President Donald Trump stated on Monday he wants the sexual assault allegation against his Supreme Court nominee Brett Kavanaugh to receive “full process” in the U.S. Senate, but predicted it “will work out very well.”
“I wish the Democrats could have done this a lot sooner because they had this information for many months,” Trump told reporters at the White House. “They shouldn’t have waited until literally the last days. They should have done it a lot sooner.”
The president dismissed any notion that Kavanaugh should withdraw from consideration, calling it a “ridiculous” question and saying he is a “very special guy,” who has “never had a blemish on his record,” The Hill reported.
Trump also singled out Democratic Senate Judiciary Committee ranking member Sen. Dianne Feinstein of California for holding onto the allegation by University of Palo Alto professor Christine Blasey Ford for months.
In a letter received by Feinstein in early July, Ford claims that Kavanaugh held her down and groped her over her clothing at a high school party when he had been drinking heavily.
Ford was 15 at the time and going into her sophomore year and Kavanaugh, 17, was entering his senior year, The Washington Post reported.
Trump noted that Kavanaugh met at length privately with Feinstein, but she never broached the subject.
Nonetheless, the president said, “We want to go through a full process,” adding, “I have great confidence in the U.S. Senate and in their procedures and what they’re doing.”
Trump conceded a “little delay” might be needed to look into the allegation.
Check out Trump’s statement here:
Kavanaugh unambiguously denied the allegation when it first surfaced last week, and again in a more forceful statement on Monday, CBS News reported.
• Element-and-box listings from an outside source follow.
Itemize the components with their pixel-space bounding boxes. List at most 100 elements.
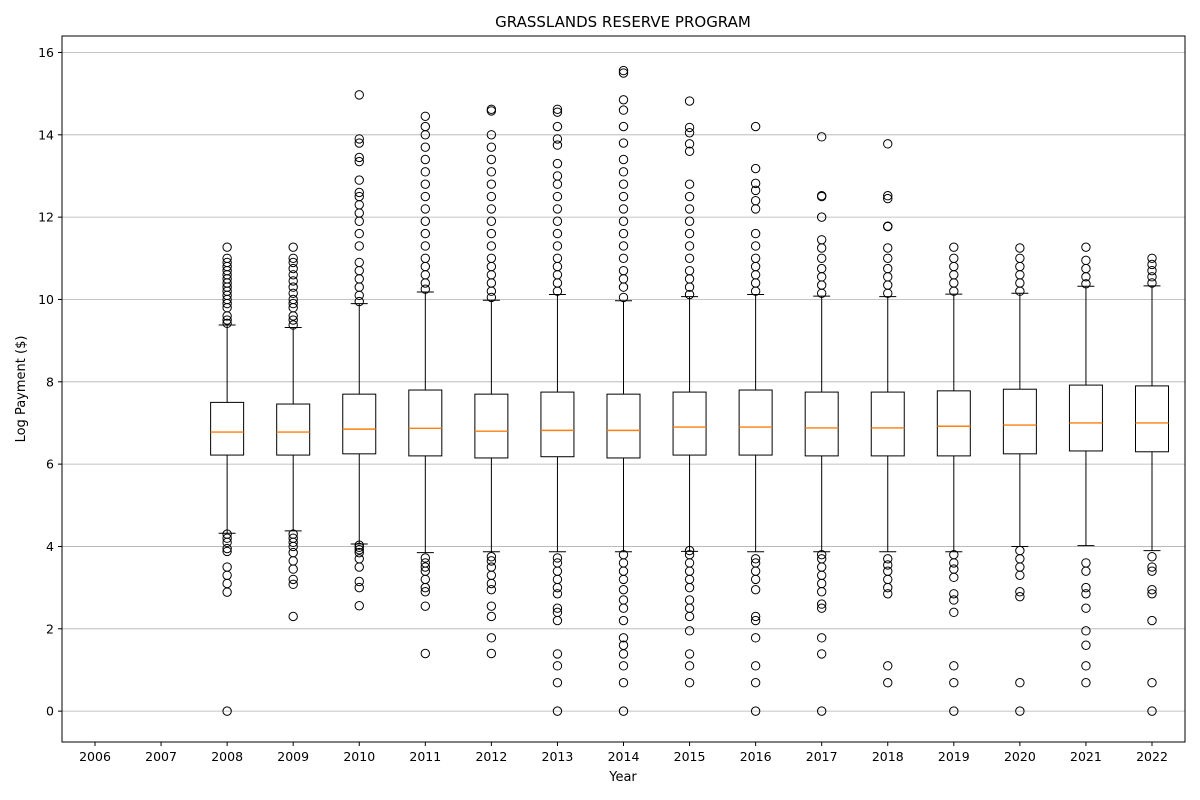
outlier-point bbox=[1147, 615, 1157, 626]
outlier-point bbox=[883, 589, 893, 599]
outlier-point bbox=[288, 294, 298, 305]
outlier-point bbox=[618, 584, 629, 595]
outlier-point bbox=[1015, 261, 1025, 272]
outlier-point bbox=[618, 706, 629, 716]
outlier-point bbox=[1147, 265, 1157, 276]
outlier-point bbox=[552, 278, 563, 288]
outlier-point bbox=[1081, 661, 1091, 671]
outlier-point bbox=[486, 130, 497, 140]
outlier-point bbox=[420, 553, 431, 563]
outlier-point bbox=[552, 661, 563, 671]
outlier-point bbox=[883, 191, 893, 201]
outlier-point bbox=[750, 121, 761, 132]
box-2010 bbox=[342, 90, 377, 611]
outlier-point bbox=[288, 320, 298, 330]
outlier-point bbox=[222, 529, 232, 539]
outlier-point bbox=[486, 142, 497, 152]
outlier-point bbox=[420, 253, 431, 263]
outlier-point bbox=[750, 574, 761, 585]
outlier-point bbox=[486, 584, 497, 595]
outlier-point bbox=[1081, 626, 1091, 636]
x-tick-label: 2007 bbox=[145, 749, 177, 764]
outlier-point bbox=[354, 540, 364, 550]
x-tick-label: 2020 bbox=[1004, 749, 1036, 764]
outlier-point bbox=[684, 574, 695, 585]
outlier-point bbox=[1015, 587, 1025, 597]
outlier-point bbox=[883, 280, 893, 290]
outlier-point bbox=[420, 558, 431, 568]
outlier-point bbox=[883, 566, 893, 576]
x-tick-label: 2012 bbox=[475, 749, 507, 764]
outlier-point bbox=[618, 678, 629, 688]
outlier-point bbox=[684, 228, 695, 239]
outlier-point bbox=[1147, 272, 1157, 282]
outlier-point bbox=[816, 549, 827, 560]
outlier-point bbox=[486, 167, 497, 177]
outlier-point bbox=[222, 533, 232, 543]
outlier-point bbox=[883, 678, 893, 688]
outlier-point bbox=[618, 68, 629, 78]
y-axis-label: Log Payment ($) bbox=[14, 336, 29, 443]
outlier-point bbox=[684, 661, 695, 671]
box-2017 bbox=[804, 132, 839, 716]
iqr-box bbox=[804, 391, 839, 457]
outlier-point bbox=[816, 603, 827, 613]
outlier-point bbox=[288, 556, 298, 566]
outlier-point bbox=[552, 589, 563, 599]
outlier-point bbox=[420, 191, 431, 202]
x-axis-ticks: 2006 2007 2008 2009 2010 2011 2012 2013 2014 2015… bbox=[79, 742, 1168, 764]
outlier-point bbox=[684, 122, 695, 133]
outlier-point bbox=[816, 554, 827, 564]
outlier-point bbox=[486, 633, 497, 643]
outlier-point bbox=[816, 706, 827, 716]
outlier-point bbox=[222, 253, 232, 263]
x-tick-label: 2015 bbox=[674, 749, 706, 764]
outlier-point bbox=[552, 566, 563, 576]
iqr-box bbox=[342, 393, 377, 455]
iqr-box bbox=[1068, 384, 1103, 452]
outlier-point bbox=[552, 270, 563, 280]
outlier-point bbox=[420, 167, 431, 177]
outlier-point bbox=[949, 572, 959, 583]
outlier-point bbox=[354, 152, 364, 163]
outlier-point bbox=[684, 241, 695, 251]
outlier-point bbox=[949, 661, 959, 671]
outlier-point bbox=[486, 261, 497, 272]
outlier-point bbox=[684, 139, 695, 149]
outlier-point bbox=[816, 570, 827, 580]
outlier-point bbox=[552, 574, 563, 585]
outlier-point bbox=[354, 156, 364, 167]
outlier-point bbox=[750, 253, 761, 263]
outlier-point bbox=[883, 582, 893, 593]
outlier-point bbox=[816, 280, 827, 290]
outlier-point bbox=[949, 595, 959, 605]
box-2022 bbox=[1135, 253, 1169, 716]
box-2016 bbox=[738, 121, 773, 716]
outlier-point bbox=[816, 253, 827, 263]
outlier-point bbox=[354, 265, 364, 276]
outlier-point bbox=[222, 578, 232, 589]
y-tick-label: 14 bbox=[38, 127, 54, 142]
outlier-point bbox=[949, 242, 959, 252]
outlier-point bbox=[1081, 279, 1091, 289]
iqr-box bbox=[672, 391, 707, 456]
outlier-point bbox=[420, 261, 431, 272]
outlier-point bbox=[354, 134, 364, 144]
outlier-point bbox=[1147, 678, 1157, 688]
outlier-point bbox=[684, 558, 695, 568]
outlier-point bbox=[618, 167, 629, 177]
outlier-point bbox=[618, 154, 629, 165]
outlier-point bbox=[816, 212, 827, 222]
outlier-point bbox=[486, 648, 497, 659]
outlier-point bbox=[1081, 589, 1091, 599]
outlier-point bbox=[684, 146, 695, 156]
outlier-point bbox=[684, 179, 695, 189]
outlier-point bbox=[354, 554, 364, 564]
outlier-point bbox=[552, 582, 563, 593]
outlier-point bbox=[684, 204, 695, 214]
outlier-point bbox=[1147, 566, 1157, 576]
outlier-point bbox=[883, 554, 893, 564]
outlier-point bbox=[816, 599, 827, 609]
outlier-point bbox=[750, 633, 761, 643]
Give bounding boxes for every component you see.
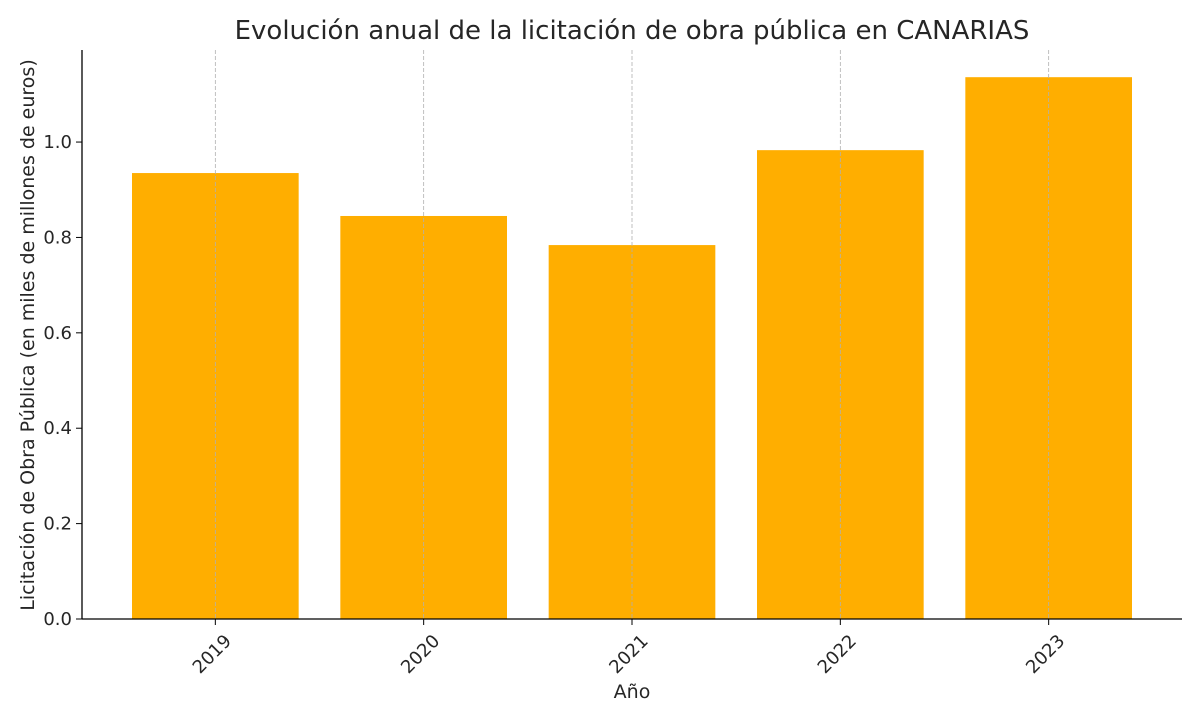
x-tick-label: 2019 <box>189 631 236 678</box>
y-tick-label: 0.6 <box>43 323 72 344</box>
x-tick-label: 2023 <box>1022 631 1069 678</box>
y-tick-label: 0.8 <box>43 227 72 248</box>
x-tick-label: 2020 <box>397 631 444 678</box>
x-tick-label: 2021 <box>605 631 652 678</box>
y-tick-label: 0.2 <box>43 514 72 535</box>
chart-title: Evolución anual de la licitación de obra… <box>235 16 1030 46</box>
y-tick-label: 0.4 <box>43 418 72 439</box>
bar-2022 <box>757 150 924 620</box>
y-tick-label: 1.0 <box>43 132 72 153</box>
y-axis-label: Licitación de Obra Pública (en miles de … <box>17 59 39 610</box>
x-axis-label: Año <box>614 681 651 703</box>
x-tick-label: 2022 <box>814 631 861 678</box>
y-tick-label: 0.0 <box>43 609 72 630</box>
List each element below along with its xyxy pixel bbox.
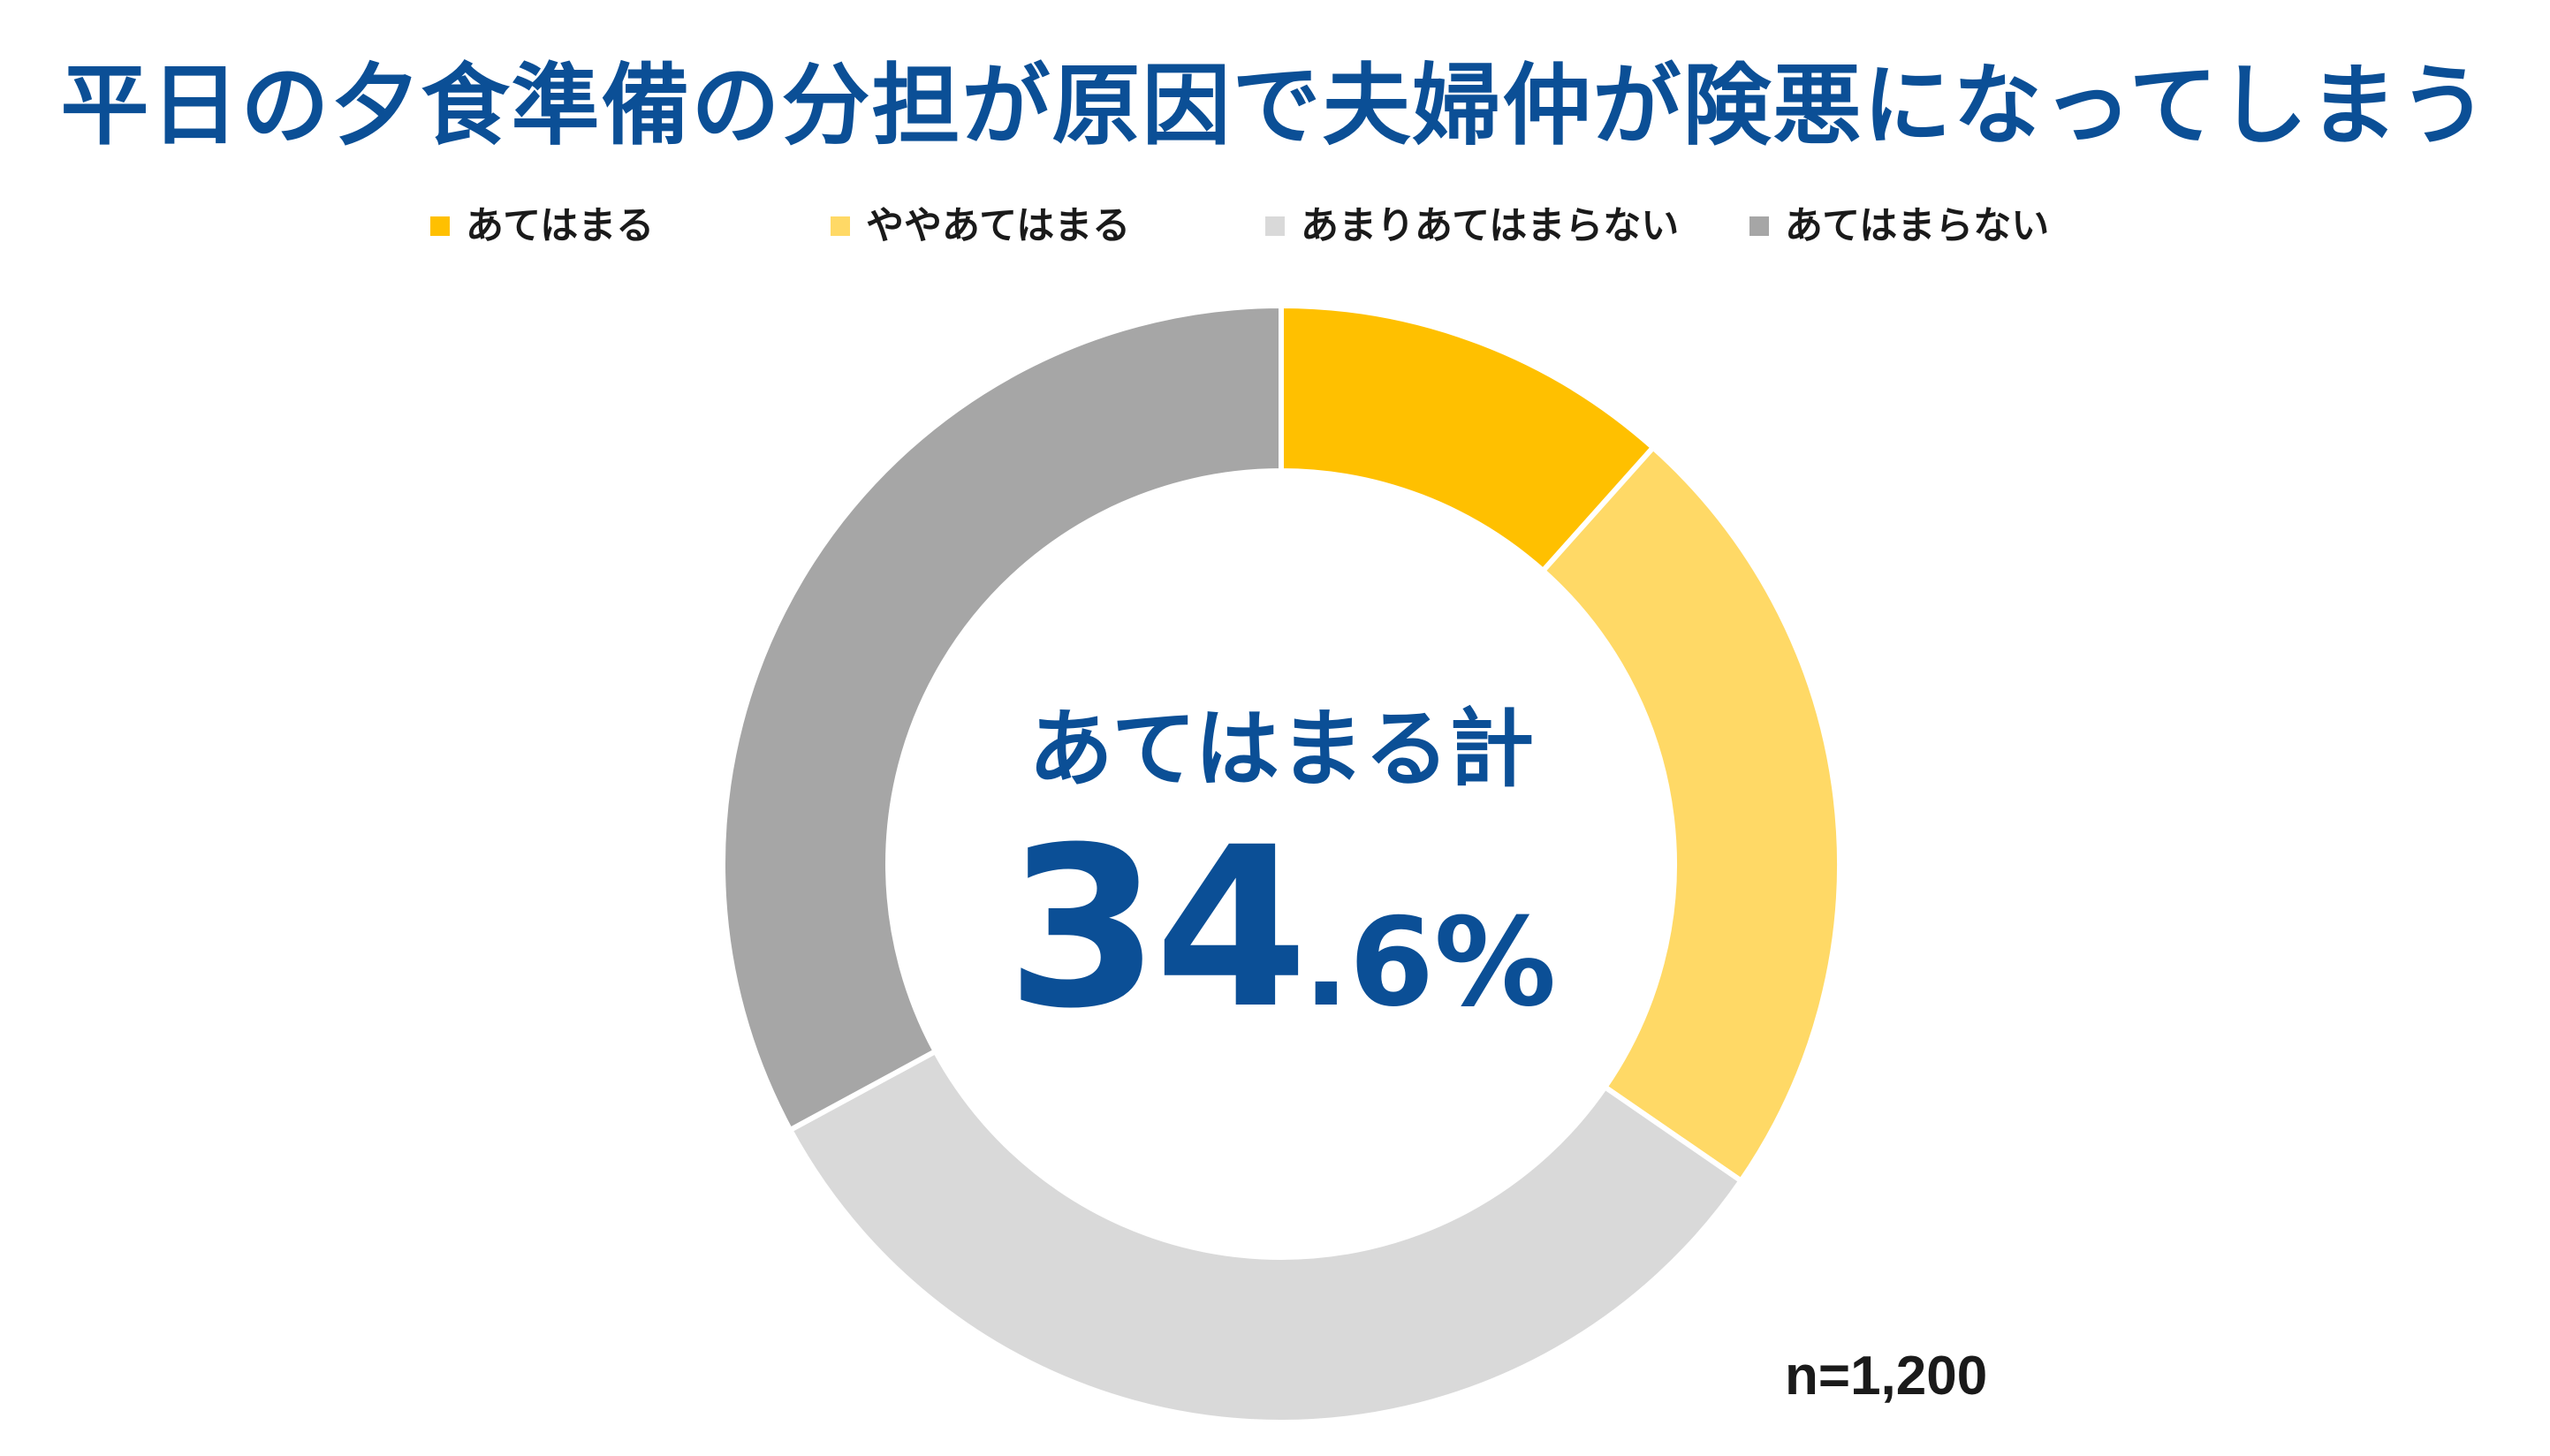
legend-label-4: あてはまらない — [1785, 204, 2050, 248]
legend-item-1: あてはまる — [430, 200, 654, 253]
chart-title: 平日の夕食準備の分担が原因で夫婦仲が険悪になってしまう — [60, 54, 2490, 157]
total-value-integer: 34 — [1006, 800, 1309, 1057]
donut-slice-4 — [720, 302, 1284, 1134]
legend-swatch-4 — [1749, 216, 1769, 236]
legend-label-1: あてはまる — [466, 204, 655, 248]
donut-slice-3 — [786, 1047, 1745, 1425]
legend-swatch-1 — [430, 216, 450, 236]
legend-label-2: ややあてはまる — [866, 204, 1131, 248]
legend-swatch-3 — [1265, 216, 1285, 236]
chart-legend: あてはまる ややあてはまる あまりあてはまらない あてはまらない — [0, 200, 2550, 253]
legend-item-4: あてはまらない — [1749, 200, 2049, 253]
legend-item-2: ややあてはまる — [831, 200, 1130, 253]
total-value-decimal: .6% — [1302, 891, 1557, 1034]
legend-label-3: あまりあてはまらない — [1301, 204, 1680, 248]
legend-item-3: あまりあてはまらない — [1265, 200, 1679, 253]
donut-slice-2 — [1539, 444, 1842, 1185]
total-value: 34.6% — [884, 800, 1679, 1057]
sample-size-label: n=1,200 — [1785, 1346, 1988, 1407]
legend-swatch-2 — [831, 216, 850, 236]
total-label: あてはまる計 — [1028, 700, 1535, 799]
“This is a completely false allegation,” Kavanaugh said in a statement Monday morning. “I have never done anything like what the accuser describes — to her or to anyone. Because this never happened, I had no idea who was making this accusation until she identified herself yesterday.”
He added, “I am willing to talk to the Senate Judiciary Committee in any way the committee deems appropriate to refute this false allegation, from 36 years ago, and defend my integrity.”
Ford’s attorney, Debra Katz, told CNN on Monday that her client is also willing to testify under oath before the Judiciary Committee.
Committee Chairman Chuck Grassley issued a statement on Monday, saying, “Anyone who comes forward as Dr. Ford has deserves to be heard, so I will continue working on a way to hear her out in an appropriate, precedented and respectful manner.”
He added, “Unfortunately, committee Republicans have only known about this person’s identity from news reports for less than 24 hours and known about her allegations for less than a week. Sen. Feinstein, on the other hand, has had this information for many weeks and deprived her colleagues of the information necessary to do our jobs.”
As of Monday afternoon, there had been no official announcement on whether the Judiciary Committee’s vote on the Kavanaugh nomination would take place as scheduled on Thursday.
(Update: Fox News reported Monday evening that the Senate Judiciary Committee’s vote on Kavanaugh has been delayed.)
A full Senate vote on Kavanaugh nomination had been expected by the end of this month before the beginning of the U.S. Supreme Court’s session on Oct. 1.